For matters where downvotes aren’t enough to keep things civil, if someone insists on troll-like behavior or if they break the rules, a moderator can ban them from the subreddit. The banned user can continue to contribute elsewhere on the site, but they can no longer contribute to subreddits they’ve been banned from. Sometimes a ban is temporary, sometimes permanent.
Because each community has moderators who are personally responsible for their little corner of the site, bans happen much more quickly than they do on Twitter. There’s even bots that automatically police content based on things like keywords and post formats - decisions which can be appealed against by personally messaging the moderators.
Moderators are no more than other users with a few more powers, and the ability to message them personally allows personal relationships to develop, like with a cop in a small town.
It’s not a perfect system, sometimes the moderators can be unfair, and sometimes downright totalitarian. But this is rare, and in cases like this, people can come together and form a competing community, with fairer moderation.
When moderators aren’t enough, there’s site-wide administrators, or admins, to turn to. They have usernames, they can be personally messaged and emailed, and they usually get back to you promptly. If you report serious misbehavior, they’ll tend to act in a few days, typically messaging you personally to keep you informed.
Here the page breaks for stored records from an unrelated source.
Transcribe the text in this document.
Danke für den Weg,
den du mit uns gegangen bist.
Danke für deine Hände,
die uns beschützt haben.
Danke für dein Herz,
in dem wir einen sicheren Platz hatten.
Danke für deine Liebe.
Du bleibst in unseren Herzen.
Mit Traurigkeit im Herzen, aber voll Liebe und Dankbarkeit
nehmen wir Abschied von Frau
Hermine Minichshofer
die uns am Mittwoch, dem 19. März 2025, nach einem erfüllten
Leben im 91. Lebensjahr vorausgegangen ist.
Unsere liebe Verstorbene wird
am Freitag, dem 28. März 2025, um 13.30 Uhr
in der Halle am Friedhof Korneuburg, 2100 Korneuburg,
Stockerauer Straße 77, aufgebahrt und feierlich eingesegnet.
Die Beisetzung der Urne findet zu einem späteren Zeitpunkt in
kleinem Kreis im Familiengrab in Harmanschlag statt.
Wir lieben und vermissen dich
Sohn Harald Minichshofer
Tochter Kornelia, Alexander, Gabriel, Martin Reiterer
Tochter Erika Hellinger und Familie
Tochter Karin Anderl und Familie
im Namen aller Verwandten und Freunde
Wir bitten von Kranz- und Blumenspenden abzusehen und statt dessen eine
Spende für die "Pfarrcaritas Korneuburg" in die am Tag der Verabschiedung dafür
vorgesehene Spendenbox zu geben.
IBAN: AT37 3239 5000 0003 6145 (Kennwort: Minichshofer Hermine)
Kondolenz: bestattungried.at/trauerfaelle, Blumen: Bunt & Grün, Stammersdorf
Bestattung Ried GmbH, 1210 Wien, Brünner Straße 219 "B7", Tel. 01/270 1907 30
Reddit’s a massive, chaotic, anonymous network, but it’s a community
Even though Reddit is completely anonymous, its communal nature keeps it safe. And with around the same amount of users as Twitter, that’s no small feat. In comparison, Twitter’s response to harassment and abuse has been reactive and ineffectual.
With Reddit users constantly rating each other’s contributions, moderators vigilantly policing their communities, and admins keeping an eye out for serious misconduct, Reddit keep the trolls civil and the community human.